Begin with a quick prompt: “Think of a time a family member was sick – how did it affect the household’s money?” Connect this to prior discussions on causes of poverty. Explain that today’s success criteria are to explain the mechanisms linking illness to poverty, calculate an example cost, and evaluate policy solutions.

Lesson Structure:
  1. Do‑now (5') – students write a brief response to the opening prompt.
  2. Mini‑lecture (10') – present the illness‑poverty link using the flow‑chart and key statistics.
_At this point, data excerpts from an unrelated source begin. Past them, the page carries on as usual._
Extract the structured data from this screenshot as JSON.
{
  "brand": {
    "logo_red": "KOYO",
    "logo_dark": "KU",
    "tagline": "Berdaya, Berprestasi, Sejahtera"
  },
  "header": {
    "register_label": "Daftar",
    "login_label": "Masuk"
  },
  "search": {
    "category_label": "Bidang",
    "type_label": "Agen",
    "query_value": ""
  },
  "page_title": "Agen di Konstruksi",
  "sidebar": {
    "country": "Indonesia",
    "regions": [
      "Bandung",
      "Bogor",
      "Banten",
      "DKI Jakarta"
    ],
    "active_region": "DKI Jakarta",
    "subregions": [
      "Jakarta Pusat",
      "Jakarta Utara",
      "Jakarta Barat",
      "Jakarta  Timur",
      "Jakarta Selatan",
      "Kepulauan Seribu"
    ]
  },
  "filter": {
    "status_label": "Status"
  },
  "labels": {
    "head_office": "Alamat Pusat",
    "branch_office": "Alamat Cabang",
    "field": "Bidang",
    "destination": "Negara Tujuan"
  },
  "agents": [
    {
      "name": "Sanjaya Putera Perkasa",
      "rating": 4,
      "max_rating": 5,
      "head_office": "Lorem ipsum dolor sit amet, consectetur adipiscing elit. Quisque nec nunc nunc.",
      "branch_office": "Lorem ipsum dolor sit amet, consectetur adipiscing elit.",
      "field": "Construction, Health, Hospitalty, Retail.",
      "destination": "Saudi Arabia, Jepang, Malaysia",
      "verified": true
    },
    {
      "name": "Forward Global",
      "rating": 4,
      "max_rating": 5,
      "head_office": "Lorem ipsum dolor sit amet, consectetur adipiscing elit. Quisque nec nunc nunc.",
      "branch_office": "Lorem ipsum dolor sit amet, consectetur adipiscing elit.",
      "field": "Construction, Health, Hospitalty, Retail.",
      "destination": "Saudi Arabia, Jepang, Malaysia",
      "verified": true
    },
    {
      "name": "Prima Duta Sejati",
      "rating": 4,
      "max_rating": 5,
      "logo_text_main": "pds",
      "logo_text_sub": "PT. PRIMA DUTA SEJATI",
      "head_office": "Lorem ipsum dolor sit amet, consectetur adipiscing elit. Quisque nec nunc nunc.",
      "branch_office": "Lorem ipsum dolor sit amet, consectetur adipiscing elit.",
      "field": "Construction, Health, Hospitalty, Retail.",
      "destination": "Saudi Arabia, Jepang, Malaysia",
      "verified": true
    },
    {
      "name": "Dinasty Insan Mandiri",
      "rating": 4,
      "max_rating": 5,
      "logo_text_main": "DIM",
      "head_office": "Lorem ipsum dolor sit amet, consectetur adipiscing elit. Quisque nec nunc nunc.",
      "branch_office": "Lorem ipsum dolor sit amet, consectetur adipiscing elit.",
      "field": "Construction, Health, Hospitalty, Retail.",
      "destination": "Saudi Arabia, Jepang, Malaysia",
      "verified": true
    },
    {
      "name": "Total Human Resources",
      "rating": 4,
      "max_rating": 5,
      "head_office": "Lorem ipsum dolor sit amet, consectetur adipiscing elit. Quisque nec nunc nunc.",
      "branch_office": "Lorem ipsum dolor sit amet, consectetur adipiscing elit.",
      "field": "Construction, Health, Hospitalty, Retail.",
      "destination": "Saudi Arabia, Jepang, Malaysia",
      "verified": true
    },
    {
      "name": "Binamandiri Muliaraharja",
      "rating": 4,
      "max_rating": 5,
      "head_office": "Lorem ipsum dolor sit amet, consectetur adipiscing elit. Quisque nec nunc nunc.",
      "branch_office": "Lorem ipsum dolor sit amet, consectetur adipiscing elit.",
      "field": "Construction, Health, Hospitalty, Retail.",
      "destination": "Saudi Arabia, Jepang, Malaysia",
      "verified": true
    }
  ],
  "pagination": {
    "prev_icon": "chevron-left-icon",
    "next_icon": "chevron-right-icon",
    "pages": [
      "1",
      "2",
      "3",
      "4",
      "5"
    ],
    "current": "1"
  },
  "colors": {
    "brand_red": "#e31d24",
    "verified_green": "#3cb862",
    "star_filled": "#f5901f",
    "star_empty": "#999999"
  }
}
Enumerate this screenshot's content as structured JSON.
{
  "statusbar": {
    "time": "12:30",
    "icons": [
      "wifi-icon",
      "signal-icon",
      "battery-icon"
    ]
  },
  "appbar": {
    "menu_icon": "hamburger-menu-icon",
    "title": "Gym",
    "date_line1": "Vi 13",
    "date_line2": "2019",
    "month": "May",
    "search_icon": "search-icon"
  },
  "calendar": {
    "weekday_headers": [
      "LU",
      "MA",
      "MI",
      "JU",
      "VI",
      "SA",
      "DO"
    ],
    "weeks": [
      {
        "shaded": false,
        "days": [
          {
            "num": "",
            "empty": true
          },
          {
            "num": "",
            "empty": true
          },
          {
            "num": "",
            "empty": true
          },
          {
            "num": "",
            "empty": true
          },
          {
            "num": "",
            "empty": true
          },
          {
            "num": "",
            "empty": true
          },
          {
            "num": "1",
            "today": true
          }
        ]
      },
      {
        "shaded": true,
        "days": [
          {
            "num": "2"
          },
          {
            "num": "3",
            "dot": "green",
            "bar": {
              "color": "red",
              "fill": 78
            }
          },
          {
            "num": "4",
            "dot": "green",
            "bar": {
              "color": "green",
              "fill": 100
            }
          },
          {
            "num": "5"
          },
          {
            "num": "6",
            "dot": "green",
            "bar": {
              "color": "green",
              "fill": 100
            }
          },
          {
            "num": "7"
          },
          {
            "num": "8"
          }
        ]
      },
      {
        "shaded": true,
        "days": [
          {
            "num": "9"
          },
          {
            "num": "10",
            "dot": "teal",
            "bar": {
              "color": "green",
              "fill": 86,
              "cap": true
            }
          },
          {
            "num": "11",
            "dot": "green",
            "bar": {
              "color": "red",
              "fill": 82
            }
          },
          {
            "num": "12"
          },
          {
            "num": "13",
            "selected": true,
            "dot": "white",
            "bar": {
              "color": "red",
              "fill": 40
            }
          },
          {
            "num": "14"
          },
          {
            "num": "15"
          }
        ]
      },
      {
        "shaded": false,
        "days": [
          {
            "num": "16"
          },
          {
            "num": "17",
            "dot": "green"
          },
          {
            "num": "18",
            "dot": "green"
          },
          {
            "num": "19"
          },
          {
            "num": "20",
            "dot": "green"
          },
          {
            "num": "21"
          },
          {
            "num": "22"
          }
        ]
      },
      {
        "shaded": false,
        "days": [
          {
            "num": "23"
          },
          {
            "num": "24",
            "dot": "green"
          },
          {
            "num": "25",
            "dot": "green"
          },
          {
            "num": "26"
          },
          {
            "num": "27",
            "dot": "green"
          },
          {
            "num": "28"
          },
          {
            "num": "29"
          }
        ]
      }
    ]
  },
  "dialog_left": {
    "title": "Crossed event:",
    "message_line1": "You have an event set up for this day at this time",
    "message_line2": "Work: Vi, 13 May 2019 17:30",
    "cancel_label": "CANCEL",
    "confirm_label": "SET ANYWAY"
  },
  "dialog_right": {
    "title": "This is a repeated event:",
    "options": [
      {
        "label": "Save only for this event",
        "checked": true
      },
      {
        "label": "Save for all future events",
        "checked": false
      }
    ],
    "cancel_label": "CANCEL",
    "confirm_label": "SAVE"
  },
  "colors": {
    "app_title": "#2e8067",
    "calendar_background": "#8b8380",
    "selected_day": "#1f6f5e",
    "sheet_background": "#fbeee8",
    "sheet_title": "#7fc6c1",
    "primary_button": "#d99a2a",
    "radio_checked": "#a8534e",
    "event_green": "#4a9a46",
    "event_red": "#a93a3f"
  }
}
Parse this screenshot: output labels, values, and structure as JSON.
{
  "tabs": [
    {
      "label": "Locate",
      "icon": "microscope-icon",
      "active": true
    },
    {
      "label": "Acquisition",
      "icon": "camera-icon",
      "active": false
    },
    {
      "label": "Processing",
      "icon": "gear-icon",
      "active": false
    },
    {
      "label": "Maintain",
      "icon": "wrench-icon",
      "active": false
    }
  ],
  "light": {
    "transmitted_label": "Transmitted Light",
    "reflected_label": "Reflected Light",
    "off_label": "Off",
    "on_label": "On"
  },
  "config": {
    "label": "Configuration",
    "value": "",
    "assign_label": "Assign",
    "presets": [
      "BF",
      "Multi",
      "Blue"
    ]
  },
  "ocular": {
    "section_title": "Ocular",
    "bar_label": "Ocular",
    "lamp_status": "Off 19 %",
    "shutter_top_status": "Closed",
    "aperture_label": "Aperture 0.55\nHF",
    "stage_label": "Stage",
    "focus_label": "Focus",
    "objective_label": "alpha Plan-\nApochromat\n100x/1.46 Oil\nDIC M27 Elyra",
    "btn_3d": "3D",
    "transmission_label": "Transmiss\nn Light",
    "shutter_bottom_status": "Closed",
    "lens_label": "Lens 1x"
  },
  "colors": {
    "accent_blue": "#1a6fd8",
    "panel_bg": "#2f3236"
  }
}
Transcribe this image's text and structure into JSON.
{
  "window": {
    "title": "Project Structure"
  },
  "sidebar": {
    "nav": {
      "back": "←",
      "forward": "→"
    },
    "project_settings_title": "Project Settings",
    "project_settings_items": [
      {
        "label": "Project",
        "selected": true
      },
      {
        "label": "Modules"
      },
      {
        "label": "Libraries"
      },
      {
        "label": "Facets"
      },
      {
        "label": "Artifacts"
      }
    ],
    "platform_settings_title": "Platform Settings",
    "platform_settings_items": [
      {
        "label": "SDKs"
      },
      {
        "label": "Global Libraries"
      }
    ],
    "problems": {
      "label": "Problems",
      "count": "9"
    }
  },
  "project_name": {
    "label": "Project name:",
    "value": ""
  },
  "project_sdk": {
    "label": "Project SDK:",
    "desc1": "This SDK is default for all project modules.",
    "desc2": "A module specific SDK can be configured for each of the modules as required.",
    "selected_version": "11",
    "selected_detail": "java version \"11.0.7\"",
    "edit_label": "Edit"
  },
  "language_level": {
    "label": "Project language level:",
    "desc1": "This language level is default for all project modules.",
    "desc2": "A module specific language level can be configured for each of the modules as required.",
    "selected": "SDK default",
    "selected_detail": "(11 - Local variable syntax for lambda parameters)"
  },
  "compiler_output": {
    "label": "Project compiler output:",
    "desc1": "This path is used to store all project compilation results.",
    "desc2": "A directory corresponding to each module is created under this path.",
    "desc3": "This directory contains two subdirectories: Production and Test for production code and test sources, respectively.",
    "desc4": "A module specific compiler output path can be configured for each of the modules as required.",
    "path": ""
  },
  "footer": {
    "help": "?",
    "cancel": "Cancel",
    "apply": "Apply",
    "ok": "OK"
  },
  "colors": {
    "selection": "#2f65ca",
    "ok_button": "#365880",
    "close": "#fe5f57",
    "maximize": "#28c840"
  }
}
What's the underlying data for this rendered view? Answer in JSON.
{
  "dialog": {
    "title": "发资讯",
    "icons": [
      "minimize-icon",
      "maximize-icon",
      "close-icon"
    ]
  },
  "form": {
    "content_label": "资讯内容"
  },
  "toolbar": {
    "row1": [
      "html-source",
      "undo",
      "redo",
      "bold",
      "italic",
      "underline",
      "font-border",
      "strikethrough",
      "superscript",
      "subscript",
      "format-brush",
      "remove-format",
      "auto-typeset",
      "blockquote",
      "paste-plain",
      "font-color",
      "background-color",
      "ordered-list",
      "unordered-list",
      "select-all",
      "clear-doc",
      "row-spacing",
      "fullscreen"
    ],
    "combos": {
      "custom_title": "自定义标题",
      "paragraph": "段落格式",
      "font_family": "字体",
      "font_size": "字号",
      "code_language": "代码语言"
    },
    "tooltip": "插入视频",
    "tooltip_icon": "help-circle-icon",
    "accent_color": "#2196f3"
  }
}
  3. Case‑study analysis (15') – in pairs, calculate loss of earnings, medical expenses, and total immediate cost for the rural household example.
  4. Group discussion (10') – share findings, explore indirect and long‑term impacts, and clarify formulas.
  5. Policy brainstorm (10') – groups list possible interventions, match them to each stage of the cycle, and present one idea.
  6. Check for understanding (5') – exit ticket: write one sentence describing how illness can trap a household in poverty.
Conclusion:

Summarise the cycle: illness → income loss & medical costs → depleted savings → asset sale/debt → deeper poverty → higher disease risk. Collect exit tickets and remind students that the homework is to research a real‑world health safety‑net program and write a short summary of how it addresses the cycle.